Ghea menggeleng heran kemudian merangkul bahu Risa. "Yuk, Ris! Gue juga penasaran." Ghea menuntun Risa menuju pintu gudang tersebut. Hal itu membuat Irene mau tak mau harus ikut juga.
Mereka sudah berdiri di depan pintu gudang itu. Dengan sedikit ragu, Risa memberanikan diri untuk membukanya. Cewek itu melangkah masuk, diikuti oleh kedua temannya.
Sedikit terkejut, Risa melihat sosok perempuan yang tengah terduduk seraya menunduk di pojok gudang itu. "Permisi ... lo kenapa?"
Perempuan itu tidak menjawab, mereka hanya melihat bahunya yang bergetar saja. "Aduh, Ris, balik, yuk." rengek Irene.
"Lo bisa diem, nggak?" desis Ghea.
Merasa semakin penasaran, Risa melangkah mendekati gadis itu. Gadis yang berseragam sama dengannya. Gadis yang penampilannya sudah tidak ada rupanya. Seragam yang sudah kusut dengan rambut yang sudah tak tertata lagi. Bisa ia pastikan kalau gadis itu sedang tidak baik-baik saja.
"Hei, lo sadar, kan?" Risa menyentuh bahu gadis itu. Ia sedikit tersentak ketika melihat gadis yang tadi menunduk itu kini mendonnggakkan kepalanya. "Metta?! Lo ngapain di sini?"
Gadis yang bernama Metta itu menggeleng dengan air mata yang mengalir dari matanya. Sungguh, keadaannya sangat memprihatinkan.
"Lo kenal, Ris?" tanya Ghea yang berdiri di samping Risa.
"Iya, dia Metta. Anak IPA 2." Risa menatap Metta dengan tatapan tak percaya. "Lo kenapa? Kenapa bisa kayak gini?"

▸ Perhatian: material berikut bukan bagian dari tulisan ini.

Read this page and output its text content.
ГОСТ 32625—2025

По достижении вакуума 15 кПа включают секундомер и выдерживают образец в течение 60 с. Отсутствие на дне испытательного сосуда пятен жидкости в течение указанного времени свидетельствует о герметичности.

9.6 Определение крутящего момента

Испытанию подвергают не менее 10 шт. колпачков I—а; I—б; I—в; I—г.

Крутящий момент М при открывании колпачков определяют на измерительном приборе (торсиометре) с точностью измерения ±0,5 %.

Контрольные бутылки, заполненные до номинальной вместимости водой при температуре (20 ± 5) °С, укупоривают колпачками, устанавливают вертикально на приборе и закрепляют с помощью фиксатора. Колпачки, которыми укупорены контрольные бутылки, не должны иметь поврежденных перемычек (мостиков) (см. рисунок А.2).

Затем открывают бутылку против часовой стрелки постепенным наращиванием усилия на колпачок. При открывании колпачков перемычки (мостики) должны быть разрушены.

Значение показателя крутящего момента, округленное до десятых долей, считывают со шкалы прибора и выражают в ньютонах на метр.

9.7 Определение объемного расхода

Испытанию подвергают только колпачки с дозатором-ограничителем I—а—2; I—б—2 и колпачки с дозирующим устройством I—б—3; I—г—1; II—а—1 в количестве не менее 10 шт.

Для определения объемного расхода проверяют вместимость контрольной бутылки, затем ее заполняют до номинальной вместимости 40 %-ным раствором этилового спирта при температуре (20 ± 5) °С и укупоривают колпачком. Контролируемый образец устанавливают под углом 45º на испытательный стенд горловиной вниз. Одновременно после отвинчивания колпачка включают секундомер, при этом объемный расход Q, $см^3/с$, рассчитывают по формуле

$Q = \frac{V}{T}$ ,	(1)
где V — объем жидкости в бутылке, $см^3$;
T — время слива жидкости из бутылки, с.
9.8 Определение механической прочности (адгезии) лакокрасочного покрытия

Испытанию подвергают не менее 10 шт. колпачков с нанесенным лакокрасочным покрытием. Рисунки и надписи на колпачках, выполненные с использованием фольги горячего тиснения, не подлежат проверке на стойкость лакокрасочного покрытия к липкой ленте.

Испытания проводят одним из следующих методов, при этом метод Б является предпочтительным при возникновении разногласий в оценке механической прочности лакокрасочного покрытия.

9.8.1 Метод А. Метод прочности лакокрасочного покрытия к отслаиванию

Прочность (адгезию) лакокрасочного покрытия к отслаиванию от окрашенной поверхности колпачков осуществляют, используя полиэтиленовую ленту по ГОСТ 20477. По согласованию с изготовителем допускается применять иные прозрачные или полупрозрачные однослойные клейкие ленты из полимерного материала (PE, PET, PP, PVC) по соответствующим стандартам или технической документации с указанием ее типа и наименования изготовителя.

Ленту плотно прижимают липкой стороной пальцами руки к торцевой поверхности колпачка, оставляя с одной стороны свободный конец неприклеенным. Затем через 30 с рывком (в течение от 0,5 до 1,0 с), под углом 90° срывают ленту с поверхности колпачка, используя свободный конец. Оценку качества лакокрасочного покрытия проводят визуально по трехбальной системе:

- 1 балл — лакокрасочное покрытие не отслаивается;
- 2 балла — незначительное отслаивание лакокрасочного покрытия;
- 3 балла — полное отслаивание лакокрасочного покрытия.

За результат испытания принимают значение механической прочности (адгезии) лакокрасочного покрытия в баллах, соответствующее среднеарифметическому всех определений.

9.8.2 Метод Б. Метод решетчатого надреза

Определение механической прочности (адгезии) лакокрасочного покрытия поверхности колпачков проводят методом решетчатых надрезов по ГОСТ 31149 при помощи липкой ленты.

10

Gadis yang bernama Metta itu menggeleng pelan. "Nggak. G-gue boleh minta tolong?"
"Minta tolong apa?"
"Anterin gue pulang."
Risa mengangguk kemudian menatap kedua temannya. "Kita anterin Metta. Ghe, lo liat keadaan di luar. Ren, lo bantu gue bawa Metta."
-o0o-
Risa dan kedua temannya sudah sampai di rumah Metta. Rumah kecil sederhana yang letaknya lumayan dekat dengan sekolah. Mereka tengah duduk di kursi kayu yang ada di sana, menunggu Metta yang tengah pergi ke dapur untuk mengambil minuman.
"Maaf, cuma ada ini." Metta meletakan teko yang sudah berisikan air beserta dengan gelasnya.
Risa menatap Metta, keadaan cewek itu sudah tak semenyedihkan tadi. Meskipun beda kelas, Risa mengenalnya. Dulu cewek itu pernah menolongnya ketika ia berada dalam bahaya. "Nggak usah repot-repot."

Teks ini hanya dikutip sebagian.